By Rhonda Campbell
Even as we are starting to come out of the recession, investors continue to keep a close eye on employment statistics produced by the United States Department of Labor’s Bureau of Labor Statistics.
An upswing in hiring could take the already robust stock market higher. Investors love knowing more people have more money to spend, pumping revenues into the economy. Business owners, on the other hand, aren’t always confident that they can afford to take on additional long-term payroll expenses.
Positive Economic Strategies
For many of these business owners, it’s the cost of recruiting, hiring, training and managing employees that causes them to put the brakes on beefing up their workforce. The same innovation entrepreneurs used to start their companies may be needed to grow their workforce. Hiring temporary workers through an agency, inking employment deals with independent contractors and beefing up the numbers of part-timers on payroll are some ways business owners can gain the workforce strength to meet their clients’ demands.
Employers could also start learning about economic development programs offered by city or state governments. For example, in its July 21, 2011 “Give Employers Money to Train, Hire Workers for a Trial Period” article, the Atlantic Monthly suggest offering financing (e.g. $10,000) to employers who hire unemployed workers on a trial period. As noted in the article Georgia Work Ready is a program that’s already implementing the idea. The program is, “the only program of its kind to be conducted through a partnership between a state government and a state chamber of commerce. Work Ready provides a skills assessment and certification for job seekers and a job-profiling system for businesses.”

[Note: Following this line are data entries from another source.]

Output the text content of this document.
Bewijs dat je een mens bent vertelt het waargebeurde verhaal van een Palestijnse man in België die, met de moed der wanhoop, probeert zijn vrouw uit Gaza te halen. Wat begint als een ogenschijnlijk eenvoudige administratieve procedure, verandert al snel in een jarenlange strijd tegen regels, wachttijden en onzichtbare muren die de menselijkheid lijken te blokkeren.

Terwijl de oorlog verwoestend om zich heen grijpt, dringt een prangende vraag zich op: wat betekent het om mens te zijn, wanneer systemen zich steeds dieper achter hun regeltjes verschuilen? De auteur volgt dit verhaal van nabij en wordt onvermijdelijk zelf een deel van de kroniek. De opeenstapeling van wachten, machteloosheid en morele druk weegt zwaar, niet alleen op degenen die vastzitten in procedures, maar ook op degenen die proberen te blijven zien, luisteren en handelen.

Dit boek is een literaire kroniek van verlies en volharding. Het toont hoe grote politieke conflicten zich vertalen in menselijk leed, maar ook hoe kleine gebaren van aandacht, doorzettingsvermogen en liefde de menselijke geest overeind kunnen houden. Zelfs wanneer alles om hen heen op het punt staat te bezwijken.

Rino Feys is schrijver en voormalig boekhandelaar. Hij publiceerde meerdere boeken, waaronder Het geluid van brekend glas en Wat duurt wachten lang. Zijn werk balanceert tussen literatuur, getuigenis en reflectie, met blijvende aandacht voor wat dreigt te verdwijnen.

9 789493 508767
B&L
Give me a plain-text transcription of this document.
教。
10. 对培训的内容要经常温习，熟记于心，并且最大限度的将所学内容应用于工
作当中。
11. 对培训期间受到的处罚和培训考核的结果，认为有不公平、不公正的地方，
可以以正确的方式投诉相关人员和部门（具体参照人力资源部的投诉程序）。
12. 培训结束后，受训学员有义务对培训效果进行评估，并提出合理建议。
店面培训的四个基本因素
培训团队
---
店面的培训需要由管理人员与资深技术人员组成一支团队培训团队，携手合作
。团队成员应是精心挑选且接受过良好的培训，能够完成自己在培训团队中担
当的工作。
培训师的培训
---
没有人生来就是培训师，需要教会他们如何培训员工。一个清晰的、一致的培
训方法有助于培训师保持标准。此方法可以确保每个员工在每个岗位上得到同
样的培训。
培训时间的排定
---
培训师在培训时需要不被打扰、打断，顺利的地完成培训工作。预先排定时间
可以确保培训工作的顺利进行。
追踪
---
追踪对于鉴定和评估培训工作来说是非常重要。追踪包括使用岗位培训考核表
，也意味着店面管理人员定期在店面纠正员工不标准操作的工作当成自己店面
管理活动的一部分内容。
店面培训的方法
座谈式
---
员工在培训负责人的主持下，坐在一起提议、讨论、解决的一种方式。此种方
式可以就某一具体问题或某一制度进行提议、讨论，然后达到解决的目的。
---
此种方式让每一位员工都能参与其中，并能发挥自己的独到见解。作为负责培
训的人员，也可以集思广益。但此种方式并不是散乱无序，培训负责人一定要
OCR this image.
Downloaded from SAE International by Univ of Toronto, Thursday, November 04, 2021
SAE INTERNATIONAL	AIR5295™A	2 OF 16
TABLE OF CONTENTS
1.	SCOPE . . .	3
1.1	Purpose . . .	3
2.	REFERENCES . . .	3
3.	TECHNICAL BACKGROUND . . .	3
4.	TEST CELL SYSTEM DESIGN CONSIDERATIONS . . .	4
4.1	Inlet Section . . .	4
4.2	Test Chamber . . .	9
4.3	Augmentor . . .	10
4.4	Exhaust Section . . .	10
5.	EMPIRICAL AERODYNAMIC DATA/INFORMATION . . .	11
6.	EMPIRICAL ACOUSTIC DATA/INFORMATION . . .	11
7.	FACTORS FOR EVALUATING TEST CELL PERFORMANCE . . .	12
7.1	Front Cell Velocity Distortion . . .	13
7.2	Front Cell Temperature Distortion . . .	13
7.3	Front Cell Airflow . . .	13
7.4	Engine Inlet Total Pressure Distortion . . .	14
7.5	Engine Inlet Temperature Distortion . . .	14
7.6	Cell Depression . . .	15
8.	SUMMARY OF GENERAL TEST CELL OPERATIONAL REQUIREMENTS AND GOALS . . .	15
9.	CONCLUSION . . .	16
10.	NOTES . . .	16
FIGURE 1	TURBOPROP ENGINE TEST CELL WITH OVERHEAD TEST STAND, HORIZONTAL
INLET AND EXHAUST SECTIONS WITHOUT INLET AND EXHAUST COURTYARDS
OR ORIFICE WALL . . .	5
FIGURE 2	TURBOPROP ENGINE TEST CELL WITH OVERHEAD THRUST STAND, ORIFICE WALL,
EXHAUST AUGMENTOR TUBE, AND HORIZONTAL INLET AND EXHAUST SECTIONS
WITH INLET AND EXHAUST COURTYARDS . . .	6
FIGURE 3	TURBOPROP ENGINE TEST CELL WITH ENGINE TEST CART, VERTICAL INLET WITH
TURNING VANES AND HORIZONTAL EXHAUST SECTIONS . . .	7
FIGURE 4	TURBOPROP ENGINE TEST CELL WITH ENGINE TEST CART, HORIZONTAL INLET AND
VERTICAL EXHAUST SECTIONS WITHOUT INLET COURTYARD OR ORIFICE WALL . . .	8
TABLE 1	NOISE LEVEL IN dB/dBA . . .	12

Louisiana’s Enterprise Zone Program, Texas Taxpayers and Research Association, Economic Development for a Growing Economy and the Institute for Economic Development are a few programs and/or organizations that work with businesses, helping them locate funds to do more hiring. Again, to reduce risks, employers who qualify to participate in these and similar programs could hire workers on a temporary basis, giving themselves the opportunity to measure workers’ leadership, critical thinking and team building skills without having to take on employee benefits costs.